Because you see, Apple sold 2.1 million Macs last quarter (Q4 2007 by their fiscal year), up 34% from Q4 2006, and half of the buyers in the Apple Stores were switchers. With that trend, they’ll sell more than 10 million Macs in fiscal 2008, and if half the buyers are switchers, then the hypothetical 500,000 departing Java developers will be replaced by 5,000,000 switchers.
In the big picture, Java developers just aren’t as important as we tend to think we are.
But Apple has to have up-to-date Java to be a player in the enterprise
As of today, AAPL‘s market cap is US$161.1B. Greater than Intel, greater than IBM, about two and a half times Dell‘s market cap, and about eight times Sun‘s. So enterprise strategy or not, I think they’ll do OK.
And with the iPod, Apple TV, and iPhone, Apple has as much in common with the consumer electronics companies as with the computer companies, and nobody complains about Sony or Samsung not having an enterprise computing strategy.
Still, Steve Jobs said at JavaOne that the Mac would be the best Java development platform available
Yep. And I’m sure this is the only time in recorded history that a company has not lived up to its trade show keynote hyperbole.
But they should still support their developers!
They do support their developers: the ones writing Cocoa, Carbon, and even POSIX apps. If they’re not in a hurry to help you write a webapp that runs on Linux or Windows servers, and may well block Mac user-agents, well, I don’t really blame them.

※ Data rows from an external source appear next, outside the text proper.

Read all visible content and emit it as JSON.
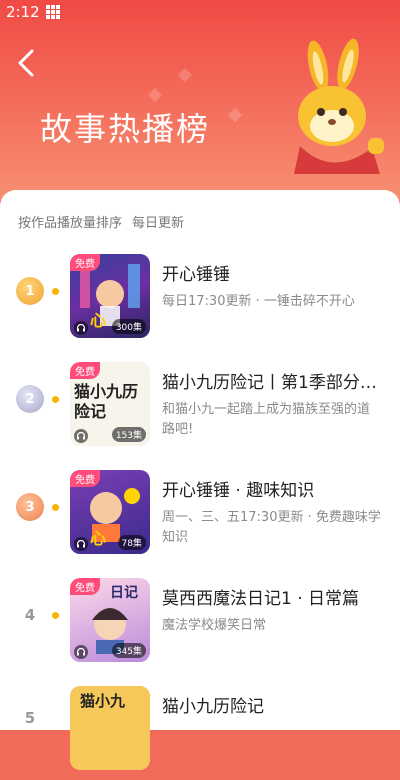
{
  "status_bar": {
    "time": "2:12"
  },
  "header": {
    "title": "故事热播榜"
  },
  "subtitle": {
    "sort_text": "按作品播放量排序",
    "update_text": "每日更新"
  },
  "items": [
    {
      "rank": "1",
      "badge": "免费",
      "cover_text": "心",
      "episodes": "300集",
      "name": "开心锤锤",
      "desc": "每日17:30更新 · 一锤击碎不开心"
    },
    {
      "rank": "2",
      "badge": "免费",
      "cover_text": "猫小九历险记",
      "episodes": "153集",
      "name": "猫小九历险记丨第1季部分…",
      "desc": "和猫小九一起踏上成为猫族至强的道路吧!"
    },
    {
      "rank": "3",
      "badge": "免费",
      "cover_text": "心",
      "episodes": "78集",
      "name": "开心锤锤 · 趣味知识",
      "desc": "周一、三、五17:30更新 · 免费趣味学知识"
    },
    {
      "rank": "4",
      "badge": "免费",
      "cover_text": "日记",
      "episodes": "345集",
      "name": "莫西西魔法日记1 · 日常篇",
      "desc": "魔法学校爆笑日常"
    },
    {
      "rank": "5",
      "badge": "",
      "cover_text": "猫小九",
      "episodes": "",
      "name": "猫小九历险记",
      "desc": ""
    }
  ],
  "colors": {
    "accent": "#f25a4c",
    "gold": "#f5b942",
    "silver": "#b5b5d2",
    "bronze": "#f09060",
    "free_badge": "#ff4d7b"
  }
}
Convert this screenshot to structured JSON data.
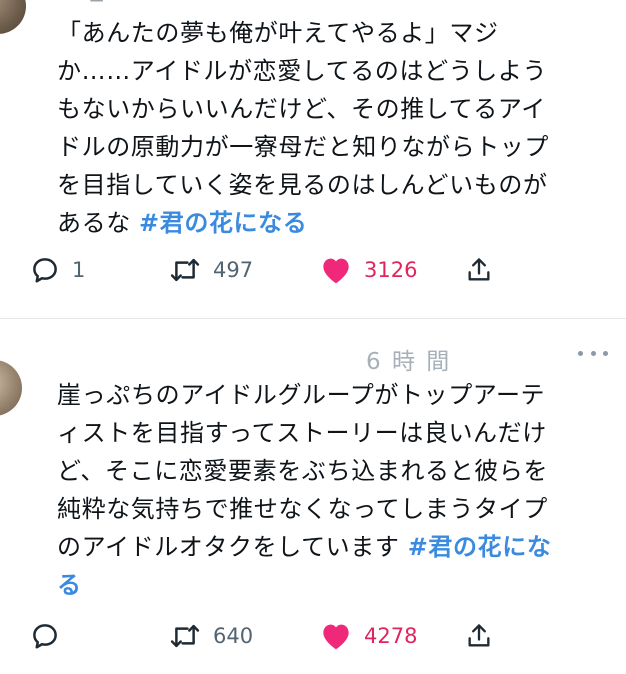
{
  "tweets": [
    {
      "header": "@ _",
      "lines": [
        "「あんたの夢も俺が叶えてやるよ」マジ",
        "か……アイドルが恋愛してるのはどうしよう",
        "もないからいいんだけど、その推してるアイ",
        "ドルの原動力が一寮母だと知りながらトップ",
        "を目指していく姿を見るのはしんどいものが"
      ],
      "last_line_text": "あるな ",
      "hashtag": "#君の花になる",
      "reply_count": "1",
      "retweet_count": "497",
      "like_count": "3126"
    },
    {
      "header": "6 時 間",
      "lines": [
        "崖っぷちのアイドルグループがトップアーテ",
        "ィストを目指すってストーリーは良いんだけ",
        "ど、そこに恋愛要素をぶち込まれると彼らを",
        "純粋な気持ちで推せなくなってしまうタイプ"
      ],
      "last_line_text": "のアイドルオタクをしています ",
      "hashtag_part1": "#君の花にな",
      "hashtag_part2": "る",
      "reply_count": "",
      "retweet_count": "640",
      "like_count": "4278"
    }
  ],
  "icons": {
    "reply": "reply-icon",
    "retweet": "retweet-icon",
    "like": "heart-icon",
    "share": "share-icon",
    "more": "more-icon"
  },
  "colors": {
    "text": "#0f1419",
    "muted": "#536471",
    "hashtag": "#3a8be0",
    "like": "#e0245e",
    "divider": "#e4e8eb"
  }
}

Apple’s always hated Java anyways
Right. Paying Sun a license fee for the privilege of then hiring engineers to port the JDK to Apple’s operating system — something that was much harder on the non-Unixy Classic Mac OS — and then including Java by default on every copy of Mac OS X since 10.0, supporting multiple JVM versions and CPU architectures. A lot of languages should love to be so “hated”.
Well, still, supporting Java developers should be Apple’s job, not Sun’s
As I’m arguing, there are so few Java apps actually run on the Mac, that they shouldn’t be considered a form of Mac app anymore, so you’re basically saying that Apple should support development for other companies’ platforms. And I can’t think of any other case in which they, or anyone else, enthusiastically does this.

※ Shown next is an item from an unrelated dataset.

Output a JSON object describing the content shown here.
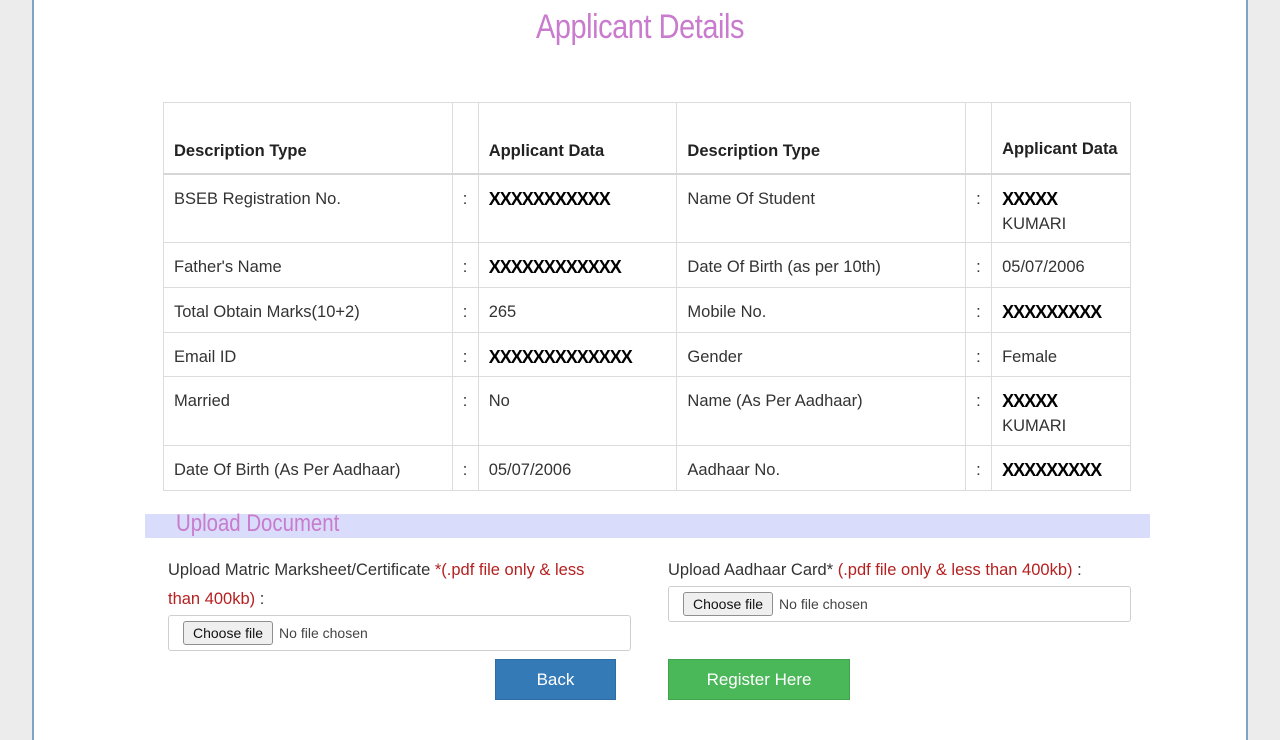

Consider by the way, the strange case of ME development. Sun has always only provided developer tools for Windows, only just starting to pull together a Linux version of the Wireless Tookit (WTK) this year. And with every Java API that required native code, like JMF or JavaTV, they’ve consistently supported Windows and not much else. The implication is clear: Sun thinks Java developers should be using Windows. Maybe Apple’s just coming around to Sun’s way of thinking.
But I bought my Mac assuming that JDK 6 would be in Leopard
Then you ignored Adamson’s First Law: all software is vapor until it ships
Well, me and all my friends are going to switch to Linux anyways, and Mac OS will die
As Fake Steve might say, don’t let the genuine Swiss crystal, laser-etched door hit you on the way out.